Re: Relations Chine - Pays Africains

par energy_isere » 23 juil. 2016, 13:21

China Exim Bank finance la construction d’un chemin de fer à hauteur de 7,6 milliards $ en Afrique de l’Est

Agence Ecofin 21 Juillet 2016

La Tanzanie a obtenu un prêt d’un montant de 7,6 milliards $ auprès de la banque chinoise d’export-import, China Exim Bank, pour la construction d’une ligne de chemin de fer qui reliera le pays à ses voisins, a annoncé le président tanzanien John Magufuli dans un communiqué.


L’annonce fait suite aux pourparlers qui se sont tenus à Dodoma la capitale administrative du pays entre le dirigeant tanzanien et le président d’Exim Bank Liu Liange.

Cette ligne de chemin de fer va favoriser les exportations et le transport de marchandises des pays enclavés, voisins de la Tanzanie, y compris le Burundi, la RD Congo, le Rwanda et l'Ouganda.

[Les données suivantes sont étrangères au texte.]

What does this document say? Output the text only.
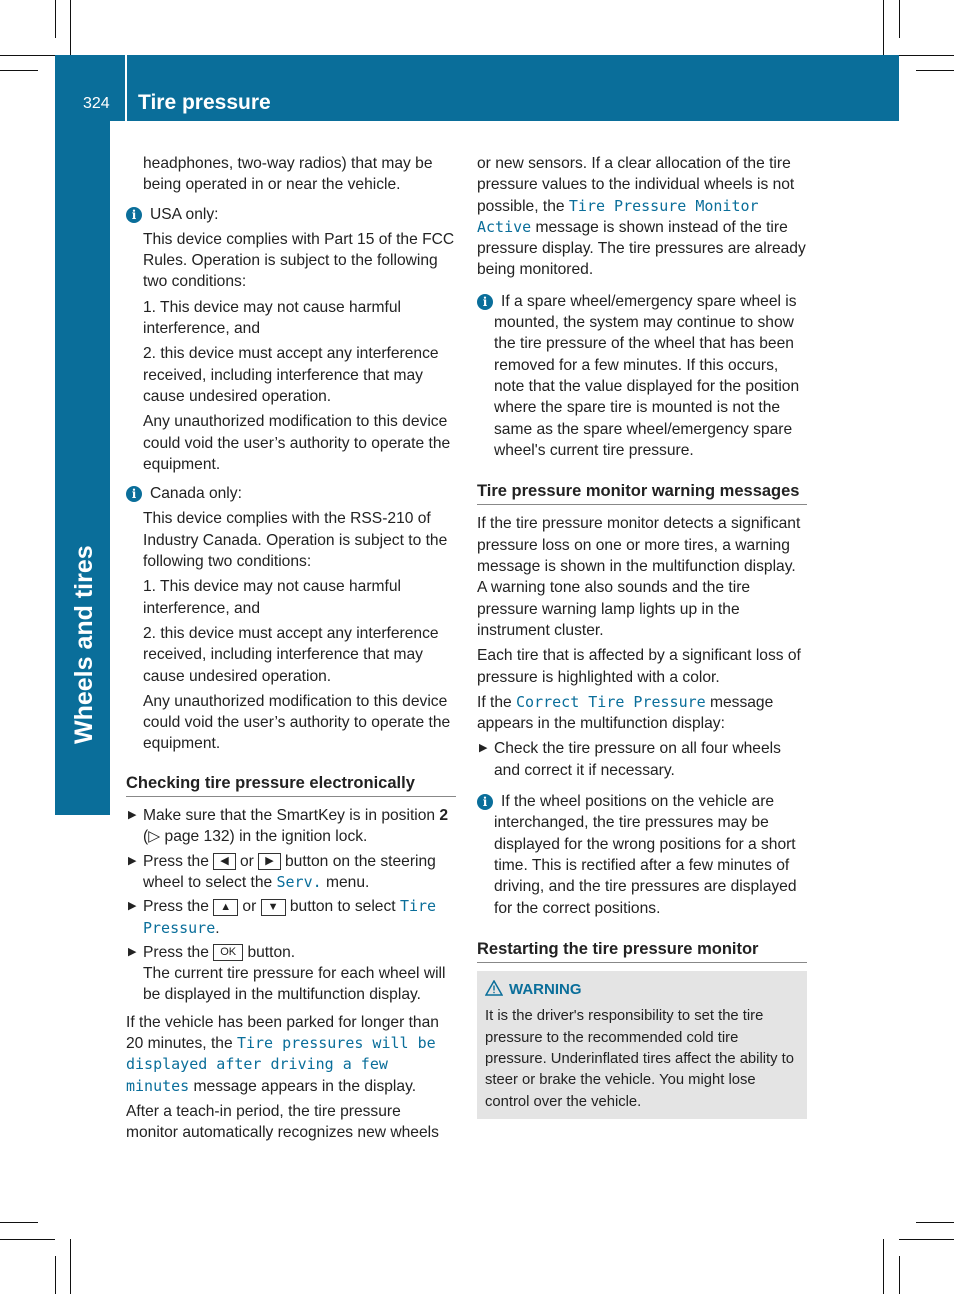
324 Tire pressure
Wheels and tires

headphones, two-way radios) that may be being operated in or near the vehicle.

i USA only:

This device complies with Part 15 of the FCC Rules. Operation is subject to the following two conditions:

1. This device may not cause harmful interference, and

2. this device must accept any interference received, including interference that may cause undesired operation.

Any unauthorized modification to this device could void the user’s authority to operate the equipment.

i Canada only:

This device complies with the RSS-210 of Industry Canada. Operation is subject to the following two conditions:

1. This device may not cause harmful interference, and

2. this device must accept any interference received, including interference that may cause undesired operation.

Any unauthorized modification to this device could void the user’s authority to operate the equipment.

Checking tire pressure electronically
▶ Make sure that the SmartKey is in position 2 (▷ page 132) in the ignition lock.
▶ Press the ◀ or ▶ button on the steering wheel to select the Serv. menu.
▶ Press the ▲ or ▼ button to select Tire Pressure.
▶ Press the OK button.
The current tire pressure for each wheel will be displayed in the multifunction display.

If the vehicle has been parked for longer than 20 minutes, the Tire pressures will be displayed after driving a few minutes message appears in the display.

After a teach-in period, the tire pressure monitor automatically recognizes new wheels

or new sensors. If a clear allocation of the tire pressure values to the individual wheels is not possible, the Tire Pressure Monitor Active message is shown instead of the tire pressure display. The tire pressures are already being monitored.

i If a spare wheel/emergency spare wheel is mounted, the system may continue to show the tire pressure of the wheel that has been removed for a few minutes. If this occurs, note that the value displayed for the position where the spare tire is mounted is not the same as the spare wheel/emergency spare wheel's current tire pressure.

Tire pressure monitor warning messages

If the tire pressure monitor detects a significant pressure loss on one or more tires, a warning message is shown in the multifunction display. A warning tone also sounds and the tire pressure warning lamp lights up in the instrument cluster.

Each tire that is affected by a significant loss of pressure is highlighted with a color.

If the Correct Tire Pressure message appears in the multifunction display:

▶ Check the tire pressure on all four wheels and correct it if necessary.

i If the wheel positions on the vehicle are interchanged, the tire pressures may be displayed for the wrong positions for a short time. This is rectified after a few minutes of driving, and the tire pressures are displayed for the correct positions.

Restarting the tire pressure monitor
WARNING
It is the driver's responsibility to set the tire pressure to the recommended cold tire pressure. Underinflated tires affect the ability to steer or brake the vehicle. You might lose control over the vehicle.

Elle deviendra une artère commerciale importante entre ce pays de l’Afrique de l’est et ses voisins. « La ligne de chemin de fer permettra d'améliorer les relations commerciales régionales, et d’aider à stimuler l'économie de la Tanzanie et de ses voisins sans littoral, y compris l'Ouganda, le Rwanda, le Burundi et la République démocratique du Congo (RDC) » a indiqué le communiqué.

La construction de cette ligne de chemin de fer commencera cette année.

Exim Bank finance également à hauteur de 1,2 milliards $ la construction d’un pipeline de gaz naturel long de 532 km en Tanzanie.